Details
-
Improvement
-
Resolution: Fixed
-
Major
-
Lustre 2.1.0
-
None
-
5035
Description
There are a number of ext4 features that we should be enabling by default for newly-formatted ldiskfs filesystems. In particular, the flex_bg option is important for reducing e2fsck time as well as avoiding "slow first write" issues that have hit a number of customers with fuller OSTs. Using flex_bg would avoid 10-minute delay at mount time or for each e2fsck run. As well, it would be useful to also enable other features like huge_file (files > 2TB) and dir_nlink (> 65000 subdirectories) by default.
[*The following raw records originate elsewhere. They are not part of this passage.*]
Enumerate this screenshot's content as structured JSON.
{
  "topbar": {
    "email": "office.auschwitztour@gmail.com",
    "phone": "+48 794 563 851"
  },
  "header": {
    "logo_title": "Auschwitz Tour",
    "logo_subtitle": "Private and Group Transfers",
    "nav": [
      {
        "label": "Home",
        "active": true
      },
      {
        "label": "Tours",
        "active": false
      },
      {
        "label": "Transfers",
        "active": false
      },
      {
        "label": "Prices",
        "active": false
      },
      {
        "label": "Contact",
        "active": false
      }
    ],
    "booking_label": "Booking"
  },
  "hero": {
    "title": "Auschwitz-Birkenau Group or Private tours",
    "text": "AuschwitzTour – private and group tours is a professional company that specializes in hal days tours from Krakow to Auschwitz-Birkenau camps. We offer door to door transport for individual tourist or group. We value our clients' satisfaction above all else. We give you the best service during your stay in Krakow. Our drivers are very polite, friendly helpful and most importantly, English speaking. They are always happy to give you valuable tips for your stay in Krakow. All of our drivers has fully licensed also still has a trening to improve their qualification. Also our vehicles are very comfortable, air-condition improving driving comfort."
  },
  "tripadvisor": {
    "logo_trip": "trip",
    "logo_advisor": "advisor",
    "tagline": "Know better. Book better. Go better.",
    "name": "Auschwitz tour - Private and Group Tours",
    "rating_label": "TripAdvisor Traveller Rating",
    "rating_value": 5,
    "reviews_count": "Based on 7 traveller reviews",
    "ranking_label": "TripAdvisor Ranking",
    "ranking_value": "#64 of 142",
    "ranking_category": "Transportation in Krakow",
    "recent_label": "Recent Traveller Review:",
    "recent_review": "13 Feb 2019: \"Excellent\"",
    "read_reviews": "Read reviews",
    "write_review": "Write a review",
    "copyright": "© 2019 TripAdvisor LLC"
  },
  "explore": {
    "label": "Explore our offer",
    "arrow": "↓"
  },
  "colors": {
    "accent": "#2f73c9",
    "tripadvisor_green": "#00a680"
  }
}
All of these features are enabled by default if we format the filesystem with the option "-t ext4". Alternately, we could enable these individually in enable_default_backfs_features().
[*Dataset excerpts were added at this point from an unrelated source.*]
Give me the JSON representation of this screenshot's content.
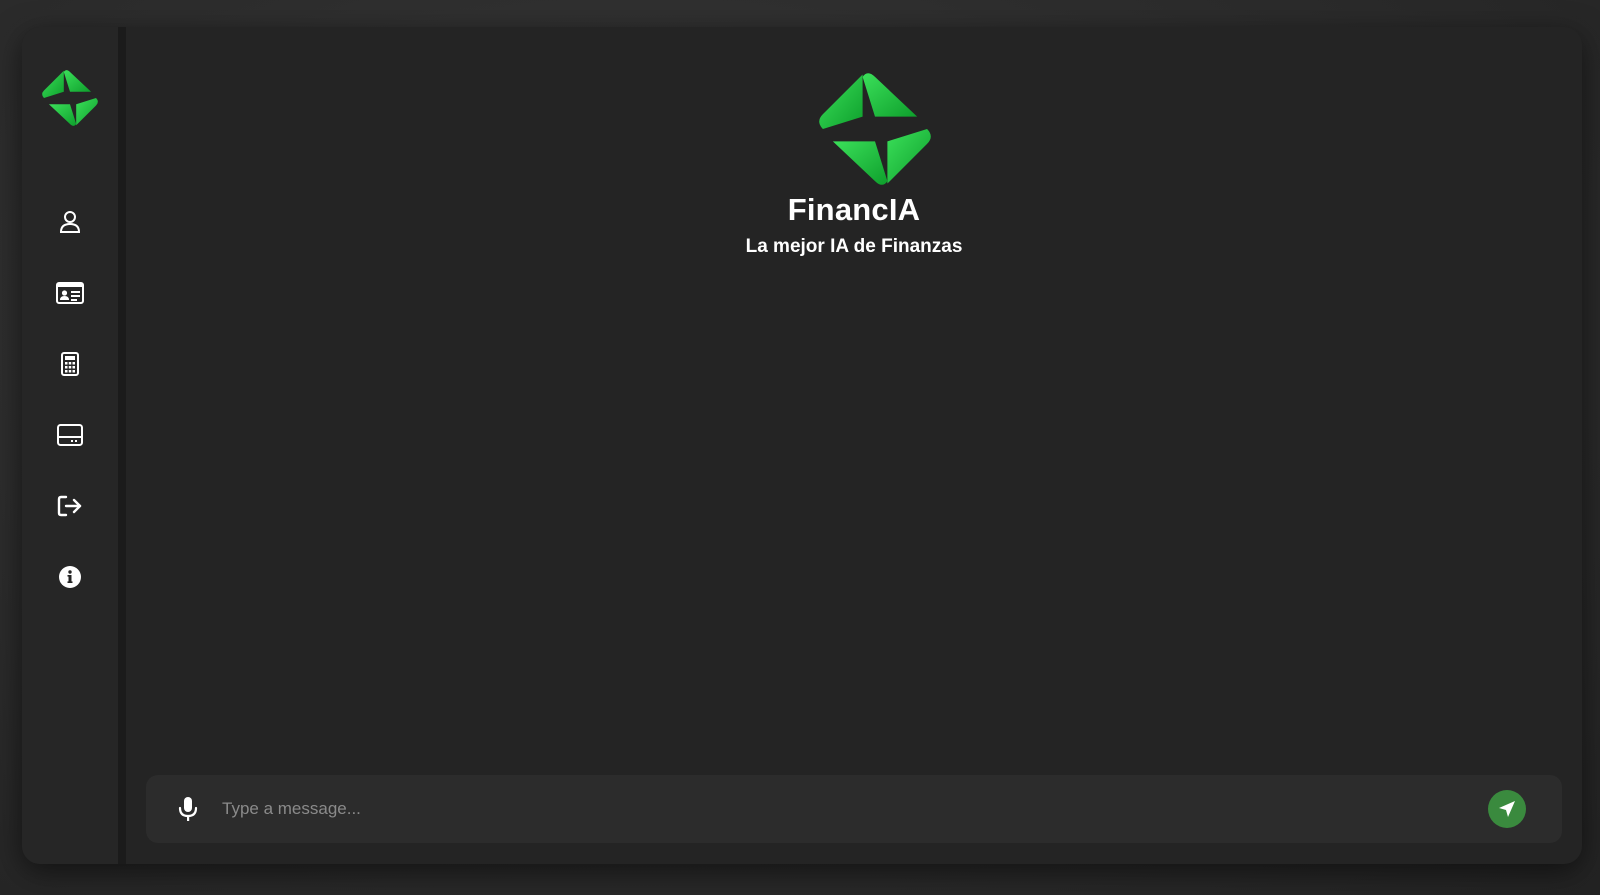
{
  "brand": {
    "name": "FinancIA",
    "tagline": "La mejor IA de Finanzas",
    "logo_colors": [
      "#19c23c",
      "#0aa82a",
      "#3be05a"
    ]
  },
  "sidebar": {
    "items": [
      {
        "icon": "user-icon"
      },
      {
        "icon": "id-card-icon"
      },
      {
        "icon": "calculator-icon"
      },
      {
        "icon": "credit-card-icon"
      },
      {
        "icon": "logout-icon"
      },
      {
        "icon": "info-icon"
      }
    ]
  },
  "composer": {
    "placeholder": "Type a message...",
    "value": "",
    "mic_icon": "microphone-icon",
    "send_icon": "send-icon",
    "send_color": "#3a8a3e"
  },
  "colors": {
    "background": "#242424",
    "sidebar": "#262626",
    "accent": "#19c23c",
    "text": "#ffffff"
  }
}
See http://events.linuxfoundation.org/slides/2010/linuxcon_japan/linuxcon_jp2010_fujita.pdf for a summary of improvements. While we won't see the 12h e2fsck -> 5 minute e2fsck improvement shown there (we already use extents and uninit_bg), the flex_bg feature is definitely still a win.
Realistically, it is very unlikely to re-use anything from the internal journal in this case. The journal superblock will be rewritten, with a new journal transaction ID of 1, and marking no oustanding transactions to recover, and when it is mounted the TID will increment from 1.
If the node crashed before it had overwritten the journal (unlikely even under relatively low usage) there would still need to be transactions left in the journal that aligned right after the end of the current transaction, and also with the next TID in sequence.
In practice I think the chance of this is very low except in test filesystems that are reformatted repeatedly after a very short lifespan, but if you want I could drop this part of the patch. It avoids 400MB of IO to the device at mke2fs time, but even then this is a small portion of the inode table blocks being written.